They left Dhoom Pashar at dawn.
The sky was bruised purple, the winds unusually still — like the world itself had paused in anticipation. Ravi wore a long black cloak now, stitched with silver glyphs granted by the monks. They offered no protection. Only a warning to those who could read them: Beware. He walks with the Tenth.
The three companions traveled eastward, toward Vaitalgarh, a city swallowed by myth.
Once a thriving trade hub, it had become a ghost town overnight — its people vanished, its streets cracked with roots, its sky permanently clouded in ash.
"Do we really have to go there?" Kiran muttered as they approached the outer gates, where rusted bells swung without wind.
"Yes," Ravi said. "That storm we saw… it started here."
Within Vaitalgarh
Inside the city, it was as if time had died. Statues wept blood. Doors opened without touch. Whispers came from alleyways where no one stood.
The curse was thick.
And then they saw it.
A temple at the center, newly rebuilt with black stone and bone-white domes — not part of the old city. It pulsed with energy that was wrong. Not evil.
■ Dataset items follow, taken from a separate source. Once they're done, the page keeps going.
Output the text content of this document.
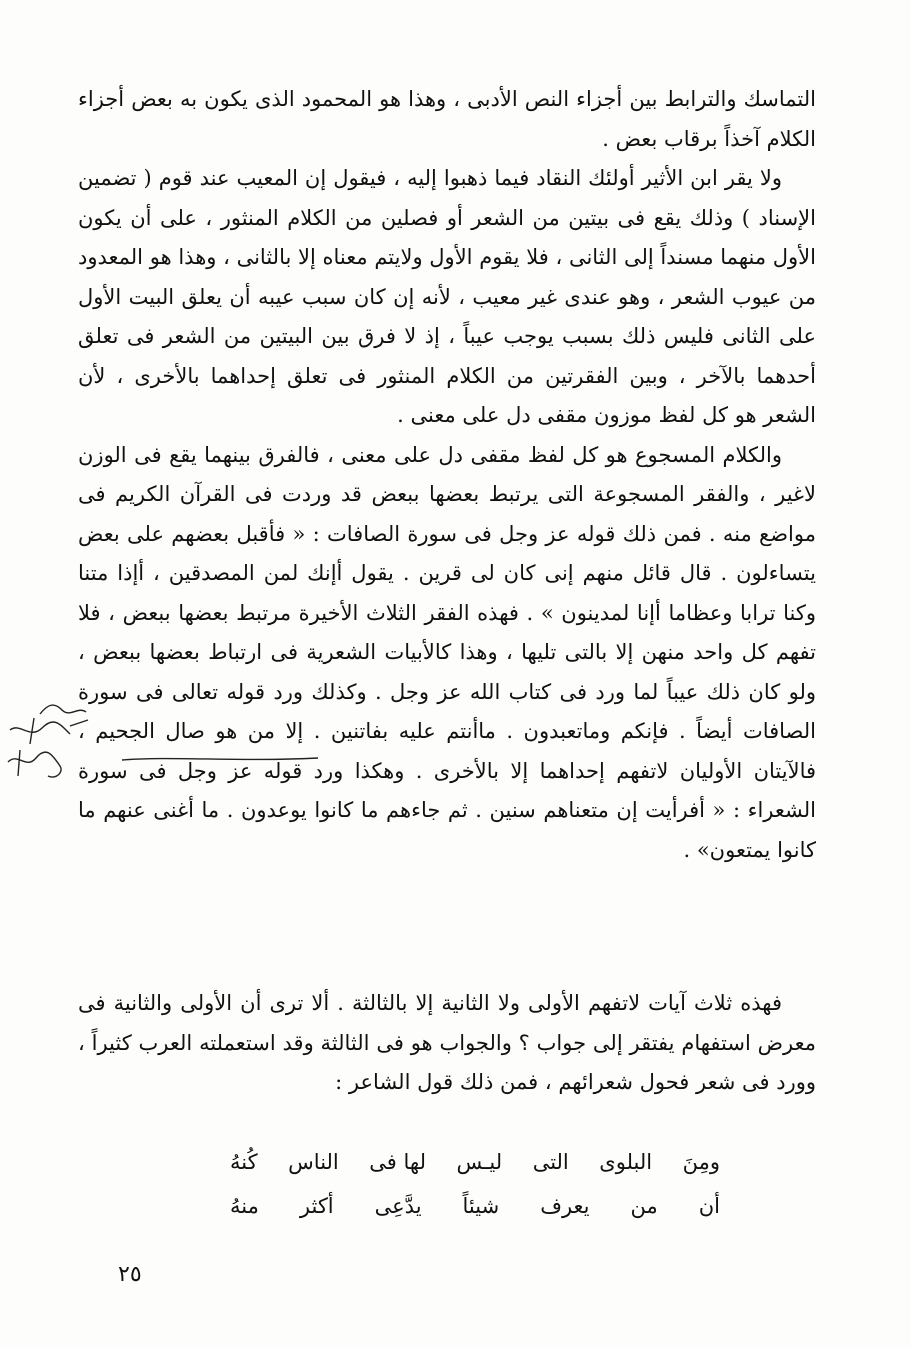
التماسك والترابط بين أجزاء النص الأدبى ، وهذا هو المحمود الذى يكون به بعض أجزاء الكلام آخذاً برقاب بعض .

ولا يقر ابن الأثير أولئك النقاد فيما ذهبوا إليه ، فيقول إن المعيب عند قوم ( تضمين الإسناد ) وذلك يقع فى بيتين من الشعر أو فصلين من الكلام المنثور ، على أن يكون الأول منهما مسنداً إلى الثانى ، فلا يقوم الأول ولايتم معناه إلا بالثانى ، وهذا هو المعدود من عيوب الشعر ، وهو عندى غير معيب ، لأنه إن كان سبب عيبه أن يعلق البيت الأول على الثانى فليس ذلك بسبب يوجب عيباً ، إذ لا فرق بين البيتين من الشعر فى تعلق أحدهما بالآخر ، وبين الفقرتين من الكلام المنثور فى تعلق إحداهما بالأخرى ، لأن الشعر هو كل لفظ موزون مقفى دل على معنى .

والكلام المسجوع هو كل لفظ مقفى دل على معنى ، فالفرق بينهما يقع فى الوزن لاغير ، والفقر المسجوعة التى يرتبط بعضها ببعض قد وردت فى القرآن الكريم فى مواضع منه . فمن ذلك قوله عز وجل فى سورة الصافات : « فأقبل بعضهم على بعض يتساءلون . قال قائل منهم إنى كان لى قرين . يقول أإنك لمن المصدقين ، أإذا متنا وكنا ترابا وعظاما أإنا لمدينون » . فهذه الفقر الثلاث الأخيرة مرتبط بعضها ببعض ، فلا تفهم كل واحد منهن إلا بالتى تليها ، وهذا كالأبيات الشعرية فى ارتباط بعضها ببعض ، ولو كان ذلك عيباً لما ورد فى كتاب الله عز وجل . وكذلك ورد قوله تعالى فى سورة الصافات أيضاً . فإنكم وماتعبدون . ماأنتم عليه بفاتنين . إلا من هو صال الجحيم ، فالآيتان الأوليان لاتفهم إحداهما إلا بالأخرى . وهكذا ورد قوله عز وجل فى سورة الشعراء : « أفرأيت إن متعناهم سنين . ثم جاءهم ما كانوا يوعدون . ما أغنى عنهم ما كانوا يمتعون» .

فهذه ثلاث آيات لاتفهم الأولى ولا الثانية إلا بالثالثة . ألا ترى أن الأولى والثانية فى معرض استفهام يفتقر إلى جواب ؟ والجواب هو فى الثالثة وقد استعملته العرب كثيراً ، وورد فى شعر فحول شعرائهم ، فمن ذلك قول الشاعر :

ومِنَ
البلوى
التى
ليـس
لها فى
الناس
كُنهُ
أن
من
يعرف
شيئاً
يدَّعِى
أكثر
منهُ
٢٥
Not divine.
Just… forgotten.
Ravi stepped forward.
The temple doors opened on their own.
The Temple of Return
Inside stood a massive idol — not of any known god, but of a man with ten arms. Each arm held a different symbol: sword, scroll, fire, mirror, eye, root, blood, wind, crown… and the tenth, empty.
At the base of the statue sat a woman.
She was draped in crimson, her hair long and black as oil, eyes sharp as obsidian knives.
"You're late, Ravi Rawat," she said.
Ravi stiffened. "Do I know you?"
"No. But I knew your mother."
The room fell silent.
Meera stepped forward. "Who are you?"
The woman stood. "I am Rakta Vina, High Priestess of the Tenth Limb. I carry its voice. I remember what even the gods have tried to forget."
Ravi clenched his fists. "What are you doing here?"
Rakta smiled. "Calling you home."
The Truth in Blood
She led them deeper into the temple, where murals covered the walls — showing Ravi's bloodline across generations. His mother, wielding the Ash Limb. His grandfather, burning with the Fire Limb. All touched by the divine… and all haunted by it.
"You think this power just chose you?" Rakta whispered. "No, child. You are its final echo. The Tenth Limb has been breeding clarity into your family for centuries. You are the one meant to unlock it — fully. To bring about the Ashtrakaal."
Kiran cursed. "What's Ashtrakaal?"
Rakta's voice was like a hymn. "The Time of Endings. A world washed clean. Death not as punishment — but as release."
Ravi's voice shook. "That's not peace. That's annihilation."
She stepped closer. "And yet, the limb listens to you. Why? Because even it fears what comes next. You are not its master. You are its mercy."
The Offer
Rakta held out a scroll — old, sealed with bone and gold.
"Take this," she said. "The map to the remaining limbs. If you reach them first, perhaps the Ashtrakaal can be reshaped — not in death, but in choice."
Meera whispered, "Can we trust her?"
"No," Ravi replied."But we may not have another path."
He took the scroll.
And the temple shook.
Something deep beneath Vaitalgarh awoke — a growl that rattled the bones of the city.
Rakta's eyes widened. "You've touched it now. The Sleeper knows your scent."
Kiran unsheathed his swords. "What the hell is the Sleeper?"
Rakta only smiled.
And from the cracks in the temple's floor…a clawed hand rose.